Peptide Knowledge Center

3 Ideas for Improving Cell Penetrating Peptides

Cell-penetrating peptides (CPPs) are a class of small-molecule peptides with the function of penetrating cell membranes, which can carry a variety of biologically active molecules into cells. With the in-depth study of CPP, it has been found that it has problems such as poor stability against proteolytic hydrolysis, low endosomal escape rate and lack of targeting, which seriously limit its application as a drug carrier.

What are cell-penetrating peptides?

20 years ago, the FRANKEL team extracted the activating transcriptional activator (TAT) protein from human immunodeficiency virus 1 and found that it has the activity of penetrating cell membranes. Since then, a large number of short peptides with similar activities have been discovered. Short peptides are vividly called cell penetrating peptides (CPP). Compared with electroporation, magnetic transfection, lipofection and viral vectors, CPP is characterized by its high penetrating efficiency, low cytotoxicity, The advantages of being able to carry various biologically active molecules (including nanoparticles) have attracted extensive attention from researchers.Such penetrating peptides can currently be synthesized with specific sequences by custom peptide synthesis in peptide company.

How many types of penetrating peptides are there?

There are thousands of CPPs that have been discovered before, and they can be divided into 3 types according to their physical and chemical properties:

(1) Cationic type, such as TAT, Penetratin, Polyarginine, etc.;

(2) Amphiphilic type, such as model amphiphilic peptide (MAP);

(3) Hydrophobic type, such as fibroblast growth factor

Penetrating peptides need improvement:

1. When applied in vivo, it is found that CPP marked by fluorescence and other technologies is partially or even mostly degraded due to poor resistance to proteolytic hydrolysis in vivo.

2. After CPP endocytosis and transmembrane, most of them are bound in vesicles (endosomes) and cannot reach the cytoplasm and nucleus due to the low escape rate of endosomes.

3. Most critically, CPP can pass through the cell membrane of any mammalian cell, resulting in extremely poor targeting of unmodified CPP, which greatly limits its clinical application as a drug carrier.

The above problems have caused the amount of CPP to reach the target tissue or target cells to be greatly reduced, resulting in a decrease in the effect of the drug

3 ideas to improve cell-penetrating peptides:

1. Stability against protease hydrolysis:

The SARKO team compared 10 commonly used CPPs, including penetratin, TAT, hepatitis B virus surface protein PreS2 translocation motif, MAP, nona-arginine, etc. and found that arginine-arginine bond (RR bond) is the most important CPP is a key factor for stability, and its clearance can be reduced by attaching CPP to macromolecular carriers such as nanoparticles or liposomes; in addition, its stability can be increased by modifying the penetrating peptide itself.
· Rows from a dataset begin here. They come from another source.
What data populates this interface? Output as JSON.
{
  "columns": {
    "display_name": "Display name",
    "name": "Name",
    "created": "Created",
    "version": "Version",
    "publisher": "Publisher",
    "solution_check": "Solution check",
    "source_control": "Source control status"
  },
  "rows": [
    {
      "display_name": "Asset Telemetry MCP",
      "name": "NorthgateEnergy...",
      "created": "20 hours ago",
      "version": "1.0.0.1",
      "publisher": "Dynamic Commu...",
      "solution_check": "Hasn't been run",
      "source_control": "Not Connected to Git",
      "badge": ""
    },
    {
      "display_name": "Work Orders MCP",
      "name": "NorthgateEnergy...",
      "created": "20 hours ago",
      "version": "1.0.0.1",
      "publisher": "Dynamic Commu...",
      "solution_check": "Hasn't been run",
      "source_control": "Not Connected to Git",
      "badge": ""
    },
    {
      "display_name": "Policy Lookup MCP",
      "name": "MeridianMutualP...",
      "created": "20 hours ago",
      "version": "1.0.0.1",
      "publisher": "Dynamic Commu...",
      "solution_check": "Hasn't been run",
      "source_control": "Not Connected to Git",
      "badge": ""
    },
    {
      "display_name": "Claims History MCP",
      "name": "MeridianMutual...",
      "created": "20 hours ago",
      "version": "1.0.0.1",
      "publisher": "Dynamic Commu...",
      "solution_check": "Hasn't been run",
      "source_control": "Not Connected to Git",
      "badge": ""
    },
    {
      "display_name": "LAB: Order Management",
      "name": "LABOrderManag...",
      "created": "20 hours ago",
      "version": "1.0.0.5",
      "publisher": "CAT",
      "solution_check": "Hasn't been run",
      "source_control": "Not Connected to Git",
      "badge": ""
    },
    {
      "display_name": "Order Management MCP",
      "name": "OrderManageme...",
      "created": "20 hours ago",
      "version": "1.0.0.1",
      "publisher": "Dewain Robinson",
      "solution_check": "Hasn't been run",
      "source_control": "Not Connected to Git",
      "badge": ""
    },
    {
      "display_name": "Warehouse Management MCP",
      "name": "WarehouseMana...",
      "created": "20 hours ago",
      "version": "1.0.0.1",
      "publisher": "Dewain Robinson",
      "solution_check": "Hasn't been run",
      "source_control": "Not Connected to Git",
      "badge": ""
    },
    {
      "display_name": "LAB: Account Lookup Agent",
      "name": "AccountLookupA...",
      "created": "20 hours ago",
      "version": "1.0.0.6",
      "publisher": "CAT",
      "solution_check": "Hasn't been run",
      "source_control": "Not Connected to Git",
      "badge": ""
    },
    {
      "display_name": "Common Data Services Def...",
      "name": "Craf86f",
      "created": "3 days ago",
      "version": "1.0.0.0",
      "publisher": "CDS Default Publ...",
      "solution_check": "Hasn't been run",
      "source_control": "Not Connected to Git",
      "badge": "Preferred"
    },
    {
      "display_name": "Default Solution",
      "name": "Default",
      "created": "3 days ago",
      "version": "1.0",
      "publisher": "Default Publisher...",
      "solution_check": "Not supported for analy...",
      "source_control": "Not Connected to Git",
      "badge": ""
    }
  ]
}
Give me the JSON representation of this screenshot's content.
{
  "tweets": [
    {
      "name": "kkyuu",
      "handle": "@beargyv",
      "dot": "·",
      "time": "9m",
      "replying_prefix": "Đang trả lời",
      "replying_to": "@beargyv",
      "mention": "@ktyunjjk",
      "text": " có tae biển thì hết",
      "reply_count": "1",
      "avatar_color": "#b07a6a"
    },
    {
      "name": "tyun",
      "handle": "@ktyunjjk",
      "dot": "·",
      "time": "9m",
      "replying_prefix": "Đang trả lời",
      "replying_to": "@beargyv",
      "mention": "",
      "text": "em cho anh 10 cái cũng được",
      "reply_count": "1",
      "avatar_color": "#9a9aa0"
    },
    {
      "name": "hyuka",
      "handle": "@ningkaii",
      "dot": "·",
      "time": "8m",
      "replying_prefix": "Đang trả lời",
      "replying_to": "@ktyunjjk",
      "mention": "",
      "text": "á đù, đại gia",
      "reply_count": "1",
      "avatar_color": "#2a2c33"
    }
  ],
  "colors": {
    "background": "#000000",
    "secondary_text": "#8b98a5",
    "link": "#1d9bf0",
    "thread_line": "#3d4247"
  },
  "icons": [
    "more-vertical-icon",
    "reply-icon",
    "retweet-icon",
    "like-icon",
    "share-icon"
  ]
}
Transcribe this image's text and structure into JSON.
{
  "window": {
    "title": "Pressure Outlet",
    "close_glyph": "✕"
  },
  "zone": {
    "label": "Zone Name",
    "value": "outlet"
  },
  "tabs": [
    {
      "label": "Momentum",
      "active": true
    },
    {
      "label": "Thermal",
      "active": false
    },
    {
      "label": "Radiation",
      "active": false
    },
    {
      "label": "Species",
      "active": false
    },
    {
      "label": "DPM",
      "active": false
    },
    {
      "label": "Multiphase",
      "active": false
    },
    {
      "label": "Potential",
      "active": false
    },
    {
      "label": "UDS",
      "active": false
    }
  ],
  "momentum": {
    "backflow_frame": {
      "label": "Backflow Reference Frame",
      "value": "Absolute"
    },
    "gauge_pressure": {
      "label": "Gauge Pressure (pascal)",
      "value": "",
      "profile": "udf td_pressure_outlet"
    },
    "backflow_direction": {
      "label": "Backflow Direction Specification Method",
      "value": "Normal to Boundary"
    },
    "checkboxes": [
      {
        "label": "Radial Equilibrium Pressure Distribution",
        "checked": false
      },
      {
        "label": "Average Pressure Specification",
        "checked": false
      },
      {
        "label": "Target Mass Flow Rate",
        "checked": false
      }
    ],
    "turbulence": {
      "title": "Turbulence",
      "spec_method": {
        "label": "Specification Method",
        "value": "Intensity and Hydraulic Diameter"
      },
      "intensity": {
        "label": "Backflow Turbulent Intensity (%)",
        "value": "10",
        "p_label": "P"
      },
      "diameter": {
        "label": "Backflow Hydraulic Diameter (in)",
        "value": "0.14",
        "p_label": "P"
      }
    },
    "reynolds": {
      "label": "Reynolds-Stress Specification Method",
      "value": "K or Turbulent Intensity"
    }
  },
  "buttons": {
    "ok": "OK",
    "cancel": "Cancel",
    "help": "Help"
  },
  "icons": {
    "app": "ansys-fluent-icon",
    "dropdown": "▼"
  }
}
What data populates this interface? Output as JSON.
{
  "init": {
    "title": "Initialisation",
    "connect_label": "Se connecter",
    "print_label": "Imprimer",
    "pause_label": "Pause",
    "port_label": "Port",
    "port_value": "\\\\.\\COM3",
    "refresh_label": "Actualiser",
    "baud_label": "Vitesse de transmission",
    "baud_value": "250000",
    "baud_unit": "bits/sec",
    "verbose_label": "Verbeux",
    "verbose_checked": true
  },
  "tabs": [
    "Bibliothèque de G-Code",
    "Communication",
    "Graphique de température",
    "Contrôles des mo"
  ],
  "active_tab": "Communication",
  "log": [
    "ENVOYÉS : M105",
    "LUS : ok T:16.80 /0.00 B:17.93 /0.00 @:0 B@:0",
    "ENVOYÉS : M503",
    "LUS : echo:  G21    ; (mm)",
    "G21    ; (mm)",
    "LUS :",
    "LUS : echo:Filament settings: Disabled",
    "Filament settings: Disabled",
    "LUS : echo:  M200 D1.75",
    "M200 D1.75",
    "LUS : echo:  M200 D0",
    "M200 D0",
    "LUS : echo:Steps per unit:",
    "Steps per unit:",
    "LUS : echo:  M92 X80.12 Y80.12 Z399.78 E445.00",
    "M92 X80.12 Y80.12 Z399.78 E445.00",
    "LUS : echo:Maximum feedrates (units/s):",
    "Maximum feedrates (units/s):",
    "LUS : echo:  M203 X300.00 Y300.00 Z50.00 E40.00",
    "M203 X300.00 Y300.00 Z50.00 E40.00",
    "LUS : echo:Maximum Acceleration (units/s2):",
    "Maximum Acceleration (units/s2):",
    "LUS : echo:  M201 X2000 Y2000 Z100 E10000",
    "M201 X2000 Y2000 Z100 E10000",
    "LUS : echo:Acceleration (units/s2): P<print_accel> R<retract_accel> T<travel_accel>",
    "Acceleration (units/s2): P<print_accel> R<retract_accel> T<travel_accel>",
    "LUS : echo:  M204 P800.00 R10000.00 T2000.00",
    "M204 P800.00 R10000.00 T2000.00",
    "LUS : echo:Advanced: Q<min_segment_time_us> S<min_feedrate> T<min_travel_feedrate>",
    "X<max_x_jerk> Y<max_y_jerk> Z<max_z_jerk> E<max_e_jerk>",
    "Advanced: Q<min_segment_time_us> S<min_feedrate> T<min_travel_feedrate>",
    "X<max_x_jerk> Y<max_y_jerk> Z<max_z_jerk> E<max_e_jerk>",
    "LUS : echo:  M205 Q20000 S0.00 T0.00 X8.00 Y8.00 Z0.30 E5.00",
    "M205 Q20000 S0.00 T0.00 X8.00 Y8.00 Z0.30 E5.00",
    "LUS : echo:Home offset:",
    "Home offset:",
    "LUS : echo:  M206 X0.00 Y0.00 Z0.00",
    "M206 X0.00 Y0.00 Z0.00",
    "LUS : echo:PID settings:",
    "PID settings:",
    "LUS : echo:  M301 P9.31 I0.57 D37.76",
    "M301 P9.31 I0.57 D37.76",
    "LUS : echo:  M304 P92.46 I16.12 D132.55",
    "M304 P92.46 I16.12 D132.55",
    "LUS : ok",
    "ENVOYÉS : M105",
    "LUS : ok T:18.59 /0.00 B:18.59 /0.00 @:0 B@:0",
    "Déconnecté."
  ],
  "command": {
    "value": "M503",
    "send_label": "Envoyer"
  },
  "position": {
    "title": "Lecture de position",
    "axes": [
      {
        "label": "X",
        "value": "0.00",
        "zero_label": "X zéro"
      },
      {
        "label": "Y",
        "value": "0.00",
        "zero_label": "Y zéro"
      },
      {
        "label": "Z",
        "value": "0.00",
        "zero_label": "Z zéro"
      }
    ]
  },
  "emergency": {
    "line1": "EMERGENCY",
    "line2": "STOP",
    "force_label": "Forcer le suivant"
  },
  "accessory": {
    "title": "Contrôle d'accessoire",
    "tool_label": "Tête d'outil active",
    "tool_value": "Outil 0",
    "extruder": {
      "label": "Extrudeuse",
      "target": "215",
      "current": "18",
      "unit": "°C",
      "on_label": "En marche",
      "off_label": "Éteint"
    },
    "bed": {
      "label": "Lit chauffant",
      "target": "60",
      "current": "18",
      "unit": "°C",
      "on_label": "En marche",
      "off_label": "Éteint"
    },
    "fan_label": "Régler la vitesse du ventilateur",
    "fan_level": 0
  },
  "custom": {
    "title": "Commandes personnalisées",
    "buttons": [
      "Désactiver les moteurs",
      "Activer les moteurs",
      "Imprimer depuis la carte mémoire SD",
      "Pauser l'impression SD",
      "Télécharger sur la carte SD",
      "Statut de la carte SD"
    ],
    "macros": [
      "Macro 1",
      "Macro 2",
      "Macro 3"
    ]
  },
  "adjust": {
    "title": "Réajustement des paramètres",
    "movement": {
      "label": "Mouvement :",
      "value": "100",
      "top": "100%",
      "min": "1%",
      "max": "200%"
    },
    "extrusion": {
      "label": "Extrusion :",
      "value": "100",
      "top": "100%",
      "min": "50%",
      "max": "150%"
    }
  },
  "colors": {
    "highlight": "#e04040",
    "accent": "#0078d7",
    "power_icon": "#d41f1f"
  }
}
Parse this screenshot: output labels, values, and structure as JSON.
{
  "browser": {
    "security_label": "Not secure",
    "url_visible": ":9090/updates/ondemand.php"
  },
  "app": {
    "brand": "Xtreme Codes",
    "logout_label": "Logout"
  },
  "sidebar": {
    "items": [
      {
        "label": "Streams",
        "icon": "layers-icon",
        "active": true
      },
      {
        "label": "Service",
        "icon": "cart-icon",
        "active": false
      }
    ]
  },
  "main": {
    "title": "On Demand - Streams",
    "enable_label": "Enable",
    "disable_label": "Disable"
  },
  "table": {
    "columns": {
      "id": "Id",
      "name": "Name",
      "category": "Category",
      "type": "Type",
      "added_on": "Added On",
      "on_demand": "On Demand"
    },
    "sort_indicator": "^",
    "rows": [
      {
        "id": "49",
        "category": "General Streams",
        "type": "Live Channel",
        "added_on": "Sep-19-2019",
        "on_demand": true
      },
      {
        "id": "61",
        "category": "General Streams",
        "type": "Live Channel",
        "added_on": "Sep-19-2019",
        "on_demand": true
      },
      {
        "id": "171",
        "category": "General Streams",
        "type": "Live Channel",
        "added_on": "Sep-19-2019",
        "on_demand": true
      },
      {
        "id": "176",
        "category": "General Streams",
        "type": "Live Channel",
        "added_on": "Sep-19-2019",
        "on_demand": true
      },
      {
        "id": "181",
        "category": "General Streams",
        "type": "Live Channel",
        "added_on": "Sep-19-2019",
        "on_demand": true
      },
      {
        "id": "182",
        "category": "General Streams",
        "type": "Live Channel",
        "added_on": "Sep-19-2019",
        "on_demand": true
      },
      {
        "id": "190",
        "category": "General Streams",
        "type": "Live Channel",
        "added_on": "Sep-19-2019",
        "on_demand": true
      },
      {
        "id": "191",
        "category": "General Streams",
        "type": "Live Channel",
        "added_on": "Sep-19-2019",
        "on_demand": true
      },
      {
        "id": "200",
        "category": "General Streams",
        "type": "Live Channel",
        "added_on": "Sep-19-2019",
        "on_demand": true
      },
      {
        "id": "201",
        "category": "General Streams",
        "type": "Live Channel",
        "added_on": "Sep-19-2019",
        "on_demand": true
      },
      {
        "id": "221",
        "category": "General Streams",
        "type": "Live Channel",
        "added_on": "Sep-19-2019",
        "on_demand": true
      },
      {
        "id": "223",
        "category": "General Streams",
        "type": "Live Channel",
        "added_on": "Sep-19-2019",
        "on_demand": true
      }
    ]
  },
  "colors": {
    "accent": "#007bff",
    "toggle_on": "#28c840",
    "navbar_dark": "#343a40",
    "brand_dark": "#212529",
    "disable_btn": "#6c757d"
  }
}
WOLFE et al. proposed that the stability can be increased by bicyclizing the CPP backbone. A more useful strategy to increase the stability of CPP is to use D-type unnatural amino acids to replace L-type amino acids in the penetrating peptide sequence to increase its stability, but the disadvantage is that unnatural amino acids will bring higher toxicity.

We can choose a corresponding number of D-type amino acids (the number of D-type arginines in the penetrating peptide chain is less than 3) that does not significantly increase toxicity to increase the stability of CPP.

2. Mechanism of membrane penetration of CPP

The specific membrane penetration mechanism of CPP has been debated for a long time, and it is generally believed that there are two main ways of membrane penetration: endocytosis and direct non-endocytosis. At present, most experimental studies support endocytosis to penetrate the membrane, but the cargo molecules (CPP and bioactive molecules) that enter the cell through endocytosis are bound in vesicles (endosomes) and cannot function, and are long-term Trapped in vesicles, the acidic environment of the vesicles and lysosomes and the various enzymes they contain can further inactivate or degrade cargo molecules. The main solution to this problem is to rupture the endocytosed vesicles to release the cargo molecules by appropriate methods, such as by adding additional vesicle leakage-promoting agents or modifying penetrating peptides with membrane-destroying vesicles. structure, etc.

3. Targeting of CPP

Penetrating peptides are considered as promising potential drug carriers, but their lack of selectivity hinders their clinical application. At present, the research on targeted drug-loaded CPP mainly focuses on tumors, and most of the research ideas are to use different "stimulus-response" strategies to control the entry of drug-loaded CPP into tumor cells. Under the promotion of tumor tissue-specific factors, drug-loaded CPP without membrane-penetrating activity becomes drug-loaded CPP with membrane-penetrating activity, which enables it to selectively enter tumor cells. Thereby reducing adverse reactions and improving anti-tumor efficacy.